The next question is whether the Applicant has demonstrated a case for preservatory orders pending arbitration. I am satisfied that it has, at least against the First Respondent. If I do not grant the orders sought against the First Respondent, the subject matter of the dispute – the leased premises – may not be available to the Applicant, and the entire arbitration process would be rendered nugatory. The Applicant has shown that “a dispute” has arisen within the meaning of Clause 4 of the lease, and I have found that the First Respondent’s assertion that the lease has been “determined” is in itself “a dispute” within the same meaning. Accordingly, I can safely say that the requirements set out in the case of Giella v. Cassman Brown(1973) E.A. 358 for the grant of an injunction have been satisfied by the Applicant. However, Order 39 Rule 2A of the Civil Procedure Rules implores upon me to consider the terms upon which I should grant the restraining order. I recognize fully the urgency of a quick resolution of this matter. There is a lot at stake, not just for the parties, but for our country, and more particularly the tourism sector. I have also noted that the Applicant is seriously in arrears of rent, amounting to Shs.37,433,314/= as stated in the Replying Affidavit. This figure has not been controverted by the Applicant. Accordingly, the grant of an injunction against the First Respondent will be limited to a period of only three months, and will be conditional upon the Applicant depositing the sum of Shs.37,433,314 in Court within the next 30 days, of which Shs.5,000,000/= will be deposited in Court by 16th February, 2007. The Applicant has offered to provide a charge over one its properties, instead of depositing the funds. As I have not seen this offer in a deposition, nor has the Valuation Report in respect of such property been provided to this Court, I cannot accept the same.
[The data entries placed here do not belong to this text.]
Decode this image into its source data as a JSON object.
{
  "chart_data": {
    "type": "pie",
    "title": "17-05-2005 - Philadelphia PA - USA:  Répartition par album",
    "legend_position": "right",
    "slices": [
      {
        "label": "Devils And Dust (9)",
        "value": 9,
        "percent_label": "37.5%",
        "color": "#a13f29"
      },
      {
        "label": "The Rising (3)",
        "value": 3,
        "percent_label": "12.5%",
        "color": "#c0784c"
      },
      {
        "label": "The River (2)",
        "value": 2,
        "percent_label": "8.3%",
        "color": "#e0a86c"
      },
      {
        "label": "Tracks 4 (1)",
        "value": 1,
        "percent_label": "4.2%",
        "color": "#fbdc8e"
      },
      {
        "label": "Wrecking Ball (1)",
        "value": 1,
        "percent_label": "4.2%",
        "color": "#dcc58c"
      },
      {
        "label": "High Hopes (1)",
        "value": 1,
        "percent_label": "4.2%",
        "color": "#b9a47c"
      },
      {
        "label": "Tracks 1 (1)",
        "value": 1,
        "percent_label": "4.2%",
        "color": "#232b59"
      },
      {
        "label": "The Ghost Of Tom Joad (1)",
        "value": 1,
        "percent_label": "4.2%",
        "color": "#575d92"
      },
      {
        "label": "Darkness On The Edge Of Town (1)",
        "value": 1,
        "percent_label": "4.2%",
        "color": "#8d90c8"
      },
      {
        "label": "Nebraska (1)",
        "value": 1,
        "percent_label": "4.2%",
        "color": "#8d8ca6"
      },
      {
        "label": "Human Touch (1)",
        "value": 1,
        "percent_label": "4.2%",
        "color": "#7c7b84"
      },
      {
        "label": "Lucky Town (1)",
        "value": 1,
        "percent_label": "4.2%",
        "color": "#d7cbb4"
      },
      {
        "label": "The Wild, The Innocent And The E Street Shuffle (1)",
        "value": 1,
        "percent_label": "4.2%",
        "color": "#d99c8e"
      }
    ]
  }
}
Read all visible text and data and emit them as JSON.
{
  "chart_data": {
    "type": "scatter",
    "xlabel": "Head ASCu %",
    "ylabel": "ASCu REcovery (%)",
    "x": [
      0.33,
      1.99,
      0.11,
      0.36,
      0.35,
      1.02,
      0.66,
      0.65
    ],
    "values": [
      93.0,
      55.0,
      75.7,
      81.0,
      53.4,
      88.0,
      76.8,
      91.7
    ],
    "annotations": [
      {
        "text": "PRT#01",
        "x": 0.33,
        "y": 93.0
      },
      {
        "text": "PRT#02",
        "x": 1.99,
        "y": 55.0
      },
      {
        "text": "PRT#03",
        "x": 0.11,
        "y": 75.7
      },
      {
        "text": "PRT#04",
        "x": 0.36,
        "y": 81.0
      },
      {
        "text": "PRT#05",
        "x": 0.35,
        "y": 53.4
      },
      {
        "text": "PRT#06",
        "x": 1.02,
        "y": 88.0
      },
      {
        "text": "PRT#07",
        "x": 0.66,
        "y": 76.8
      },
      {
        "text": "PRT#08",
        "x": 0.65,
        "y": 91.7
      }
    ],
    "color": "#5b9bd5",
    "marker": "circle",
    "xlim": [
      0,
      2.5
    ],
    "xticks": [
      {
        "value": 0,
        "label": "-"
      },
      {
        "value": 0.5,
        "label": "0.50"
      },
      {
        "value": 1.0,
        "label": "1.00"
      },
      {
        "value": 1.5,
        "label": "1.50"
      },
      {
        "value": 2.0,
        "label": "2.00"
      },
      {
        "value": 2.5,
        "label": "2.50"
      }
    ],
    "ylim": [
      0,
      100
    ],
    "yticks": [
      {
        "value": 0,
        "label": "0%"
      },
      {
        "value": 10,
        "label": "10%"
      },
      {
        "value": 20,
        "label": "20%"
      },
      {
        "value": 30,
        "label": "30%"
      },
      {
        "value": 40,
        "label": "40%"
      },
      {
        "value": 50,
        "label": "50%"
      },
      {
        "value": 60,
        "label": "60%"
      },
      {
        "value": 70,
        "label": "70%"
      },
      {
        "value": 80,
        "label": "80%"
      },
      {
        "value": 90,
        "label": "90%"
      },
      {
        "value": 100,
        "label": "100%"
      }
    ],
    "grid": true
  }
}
With respect to the order of injunction sought against the Second Respondent, I am not satisfied that the Applicant has made out a satisfactory case against it. The Second Respondent is not privy to the contract between the Applicant and the First Respondent, nor is it concerned with all the disputes between these parties. Order 39 Rule 2 of the Civil Procedure Rules, under which this application is brought, does not cover the Second Respondent who, as I said, is not privy to any contract, the subject of challenge here. The Applicant’s contract is with the First Respondent, and it would have been legitimate to seek a restraining order against it, stopping it from committing a breach of the lease, and from handing over the property to any other person. However, there is no such prayer, either in the Application or in the Plaint, and, therefore, none can be given. The prayer against the Second Respondent is invalid. I find that there is no basis of an order against the Second Respondent; and I disallow the same with costs to the Second Respondent.
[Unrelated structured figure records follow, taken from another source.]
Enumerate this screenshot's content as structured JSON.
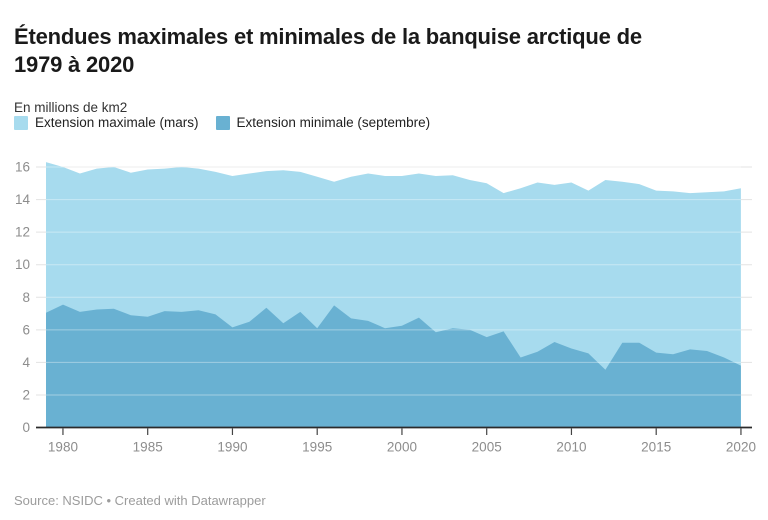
{
  "header": {
    "title_line1": "Étendues maximales et minimales de la banquise arctique de",
    "title_line2": "1979 à 2020",
    "subtitle": "En millions de km2"
  },
  "footer": {
    "text": "Source: NSIDC • Created with Datawrapper"
  },
  "chart_data": {
    "type": "area",
    "title": "Étendues maximales et minimales de la banquise arctique de 1979 à 2020",
    "unit_label": "En millions de km2",
    "xlabel": "",
    "ylabel": "En millions de km2",
    "legend_position": "top",
    "grid": "horizontal",
    "ylim": [
      0,
      16.6
    ],
    "yticks": [
      0,
      2,
      4,
      6,
      8,
      10,
      12,
      14,
      16
    ],
    "xticks": [
      1980,
      1985,
      1990,
      1995,
      2000,
      2005,
      2010,
      2015,
      2020
    ],
    "x": [
      1979,
      1980,
      1981,
      1982,
      1983,
      1984,
      1985,
      1986,
      1987,
      1988,
      1989,
      1990,
      1991,
      1992,
      1993,
      1994,
      1995,
      1996,
      1997,
      1998,
      1999,
      2000,
      2001,
      2002,
      2003,
      2004,
      2005,
      2006,
      2007,
      2008,
      2009,
      2010,
      2011,
      2012,
      2013,
      2014,
      2015,
      2016,
      2017,
      2018,
      2019,
      2020
    ],
    "series": [
      {
        "name": "Extension maximale (mars)",
        "color": "#a7dbee",
        "values": [
          16.3,
          16.0,
          15.6,
          15.9,
          16.0,
          15.65,
          15.85,
          15.9,
          16.0,
          15.9,
          15.7,
          15.45,
          15.6,
          15.75,
          15.8,
          15.7,
          15.4,
          15.1,
          15.4,
          15.6,
          15.45,
          15.45,
          15.6,
          15.45,
          15.5,
          15.2,
          15.0,
          14.4,
          14.7,
          15.05,
          14.9,
          15.05,
          14.55,
          15.2,
          15.1,
          14.95,
          14.55,
          14.5,
          14.4,
          14.45,
          14.5,
          14.7
        ]
      },
      {
        "name": "Extension minimale (septembre)",
        "color": "#69b1d2",
        "values": [
          7.05,
          7.55,
          7.1,
          7.25,
          7.3,
          6.9,
          6.8,
          7.15,
          7.1,
          7.2,
          6.95,
          6.15,
          6.5,
          7.35,
          6.4,
          7.1,
          6.1,
          7.5,
          6.7,
          6.55,
          6.1,
          6.25,
          6.75,
          5.85,
          6.1,
          6.0,
          5.55,
          5.9,
          4.3,
          4.65,
          5.25,
          4.85,
          4.55,
          3.55,
          5.2,
          5.2,
          4.6,
          4.5,
          4.8,
          4.7,
          4.3,
          3.8
        ]
      }
    ],
    "source": "NSIDC"
  },
  "style": {
    "grid_color": "#e3e3e3",
    "grid_overlay_color": "rgba(255,255,255,0.38)",
    "axis_color": "#2b2b2b",
    "tick_color": "#444444",
    "tick_label_color": "#8d8d8d"
  }
}
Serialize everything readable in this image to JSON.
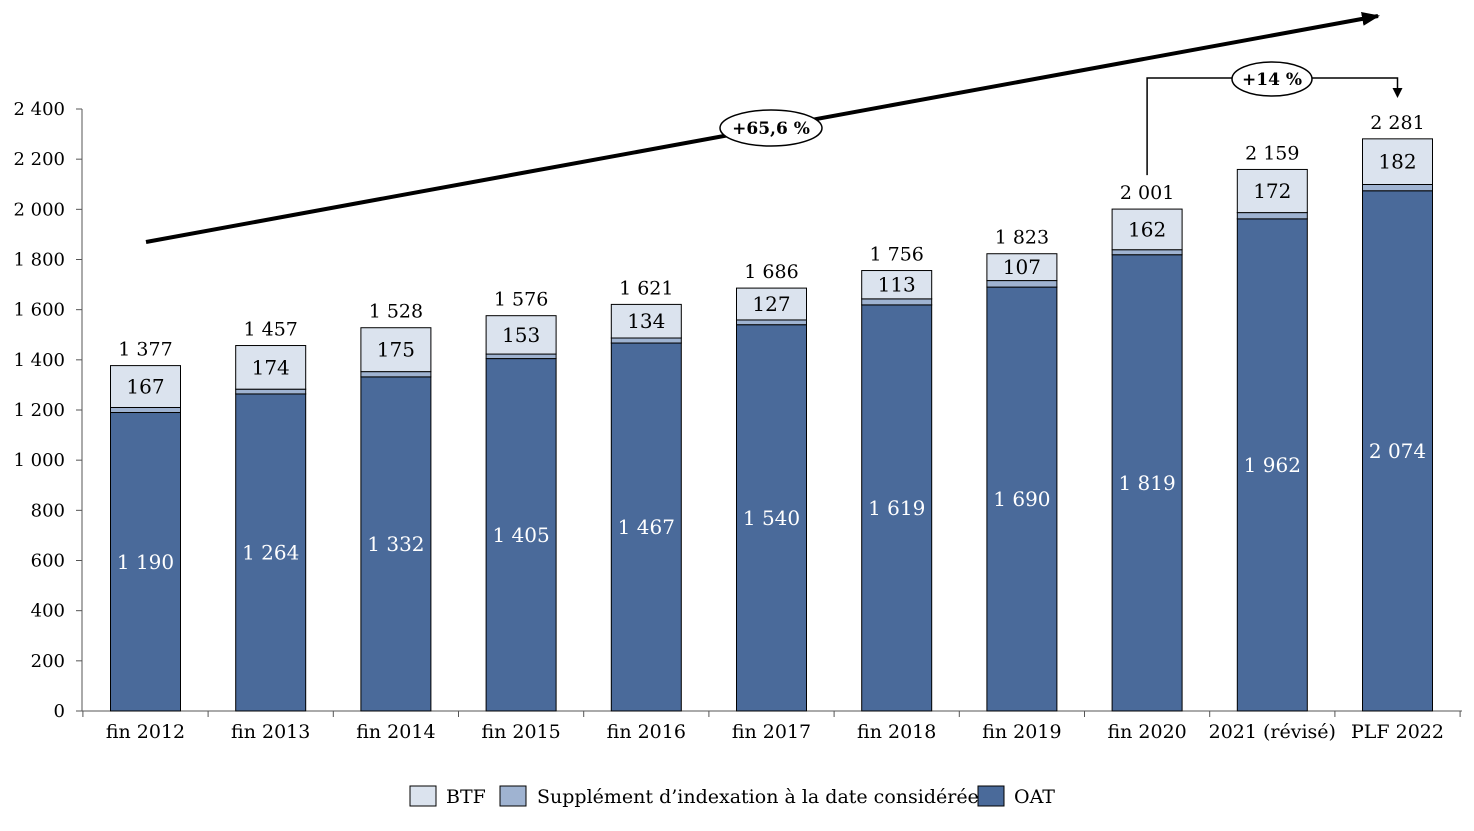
{
  "chart_data": {
    "type": "bar",
    "stacked": true,
    "categories": [
      "fin 2012",
      "fin 2013",
      "fin 2014",
      "fin 2015",
      "fin 2016",
      "fin 2017",
      "fin 2018",
      "fin 2019",
      "fin 2020",
      "2021 (révisé)",
      "PLF 2022"
    ],
    "series": [
      {
        "name": "OAT",
        "values": [
          1190,
          1264,
          1332,
          1405,
          1467,
          1540,
          1619,
          1690,
          1819,
          1962,
          2074
        ],
        "color": "#4a6a9a"
      },
      {
        "name": "Supplément d’indexation à la date considérée",
        "values": [
          20,
          19,
          21,
          18,
          20,
          19,
          24,
          26,
          20,
          25,
          25
        ],
        "color": "#9fb3d1"
      },
      {
        "name": "BTF",
        "values": [
          167,
          174,
          175,
          153,
          134,
          127,
          113,
          107,
          162,
          172,
          182
        ],
        "color": "#dbe3ee"
      }
    ],
    "oat_labels": [
      "1 190",
      "1 264",
      "1 332",
      "1 405",
      "1 467",
      "1 540",
      "1 619",
      "1 690",
      "1 819",
      "1 962",
      "2 074"
    ],
    "btf_labels": [
      "167",
      "174",
      "175",
      "153",
      "134",
      "127",
      "113",
      "107",
      "162",
      "172",
      "182"
    ],
    "totals": [
      1377,
      1457,
      1528,
      1576,
      1621,
      1686,
      1756,
      1823,
      2001,
      2159,
      2281
    ],
    "total_labels": [
      "1 377",
      "1 457",
      "1 528",
      "1 576",
      "1 621",
      "1 686",
      "1 756",
      "1 823",
      "2 001",
      "2 159",
      "2 281"
    ],
    "ylim": [
      0,
      2400
    ],
    "yticks": [
      0,
      200,
      400,
      600,
      800,
      1000,
      1200,
      1400,
      1600,
      1800,
      2000,
      2200,
      2400
    ],
    "ytick_labels": [
      "0",
      "200",
      "400",
      "600",
      "800",
      "1 000",
      "1 200",
      "1 400",
      "1 600",
      "1 800",
      "2 000",
      "2 200",
      "2 400"
    ],
    "grid": false,
    "legend": {
      "position": "bottom",
      "entries": [
        "BTF",
        "Supplément d’indexation à la date considérée",
        "OAT"
      ]
    },
    "annotations": [
      {
        "text": "+65,6 %",
        "from": "fin 2012",
        "to": "PLF 2022"
      },
      {
        "text": "+14 %",
        "from": "fin 2020",
        "to": "PLF 2022"
      }
    ],
    "outline_color": "#000000",
    "arrow_color": "#000000"
  }
}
Accordingly, I allow prayer 6 of the application limited to a period of three months from today, and on condition that the sum of Shs.37,433,314/= is deposited in Court as security within the next 30 days, of which Shs.5,000,000/= shall be deposited by 16th February, 2007. There shall be liberty to apply. Those are the orders of this Court.
Dated and delivered at Nairobi this 15th day of February, 2007.